Они считали себя защитниками веры, регулярно воевали с язычниками и жестко сопротивлялись монгольскому нашествию. И, судя по всем фактам, на тот ислам, который был принят в Улусе Джучи и распространился потом в Поволжье, наследие Булгарии оказало не такое значительного влияния, как считалось ранее. Ислам в Улусе Джучи пришел и распространялся благодаря влиянию Средней Азии, а не Булгарии.

— То есть у булгар был такой салафитский ислам…

— Можно сказать и так, хотя это сильная модернизация прошлого. Во всех деталях мы не можем понять суть, но нетерпимость к многобожию, очевидно, была связана с тем, что они ощущали себя внутри осажденной крепости в отрыве от мира ислама. А значит, любое отступление от выработанных ими норм и правил приведет к гибели всего государства, а вслед за ними рухнет и мир ислама. Но, кроме этого, имелись и другие особенности законоведческой практики в Булгарии, которые были связаны с особенностью широтного расположения региона.

Здесь впервые мусульманские законоведы и практики столкнулись с целым рядом невиданных прежде явлений. Например, белые ночи, когда нельзя было читать одну ночную молитву или употреблять пищу в пост, пока не наступить ночь. А как быть, когда ночь не наступает? Большая и сложная законоведческая проблема. Ведь была ситуация, когда мусульмане на строительстве Петербурга умирали, поскольку вынуждены были голодать целый месяц.
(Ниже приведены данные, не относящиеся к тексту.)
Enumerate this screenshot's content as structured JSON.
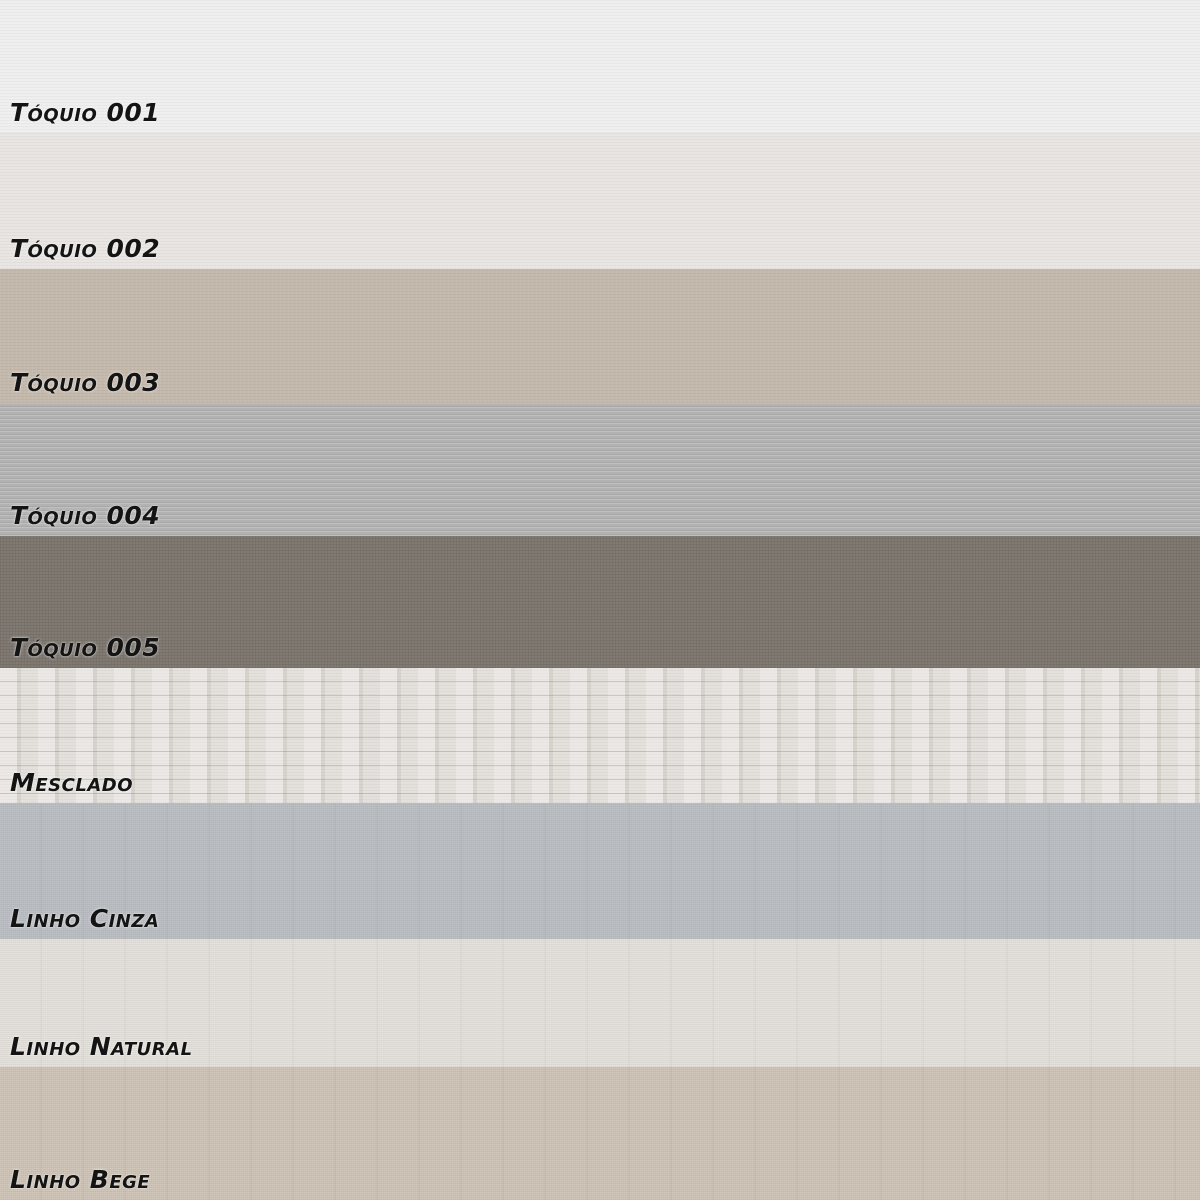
{
  "swatches": [
    {
      "name": "Tóquio 001",
      "color": "#efefef",
      "texture": "fine"
    },
    {
      "name": "Tóquio 002",
      "color": "#e8e5e2",
      "texture": "fine"
    },
    {
      "name": "Tóquio 003",
      "color": "#c4b9ac",
      "texture": "fine"
    },
    {
      "name": "Tóquio 004",
      "color": "#b3b2b3",
      "texture": "stripe"
    },
    {
      "name": "Tóquio 005",
      "color": "#817a73",
      "texture": "weave"
    },
    {
      "name": "Mesclado",
      "color": "#e4e1dc",
      "texture": "melange"
    },
    {
      "name": "Linho Cinza",
      "color": "#b9bcc1",
      "texture": "linen"
    },
    {
      "name": "Linho Natural",
      "color": "#e4e0d9",
      "texture": "linen"
    },
    {
      "name": "Linho Bege",
      "color": "#cdc2b4",
      "texture": "linen"
    }
  ]
}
— Так ведь Муса Бигиев разрешил этот вопрос…

— Еще до Мусы Бигиева в Волжской Булгарии этот вопрос рассматривали и решили в данной ситуации разрешать употреблять пищу и не совершать один ночной намаз. На самом деле это была настоящая революция в мусульманском законоведении, поскольку она затрагивала основу ритуальной и запретной практики. А ведь с эпохи мутазилитов был установлен запрет на иджтихад и любые нововведения. А в Волжской Булгарии законоведы были вынуждены кардинальным образом реформировать законоведческую практику и внести в нее изменения. Подобная система существовала и позднее, вплоть до начала XIX века, когда ал-Курсави потребовал отказаться от нее в пользу современных способов определения времени намаза и строгого выполнения предписаний ислама. В этом смысле он выступал не как реформатор, а скорее как традиционалист, при этом разрушающий региональные традиции.

Впрочем, нам важно показать, что в Булгарии ислам был не просто каноническим, а очень живым, способным вырабатывать решения в непростой ситуации. Сама по себе нестандартность географического положения страны стимулировала развитие астрономических знаний и потребовала внести целый ряд изменений в законоведение. Все это напрягало духовную мысль волжских булгар, и они, очевидно, вырабатывали какие-то новые ритуальные практики и теорию фикха, которые были интересны всему мусульманскому миру. Поэтому нельзя сказать, что булгарский ислам являлся таким жестким и косным, как салафизм. Нет, это была сложная, но живая и развивающаяся система.

В ней было много от живого реформирования, которое позднее стало визитной карточкой татарского ислама, занимающего особое место в системе мусульманского богословия в исламском мире.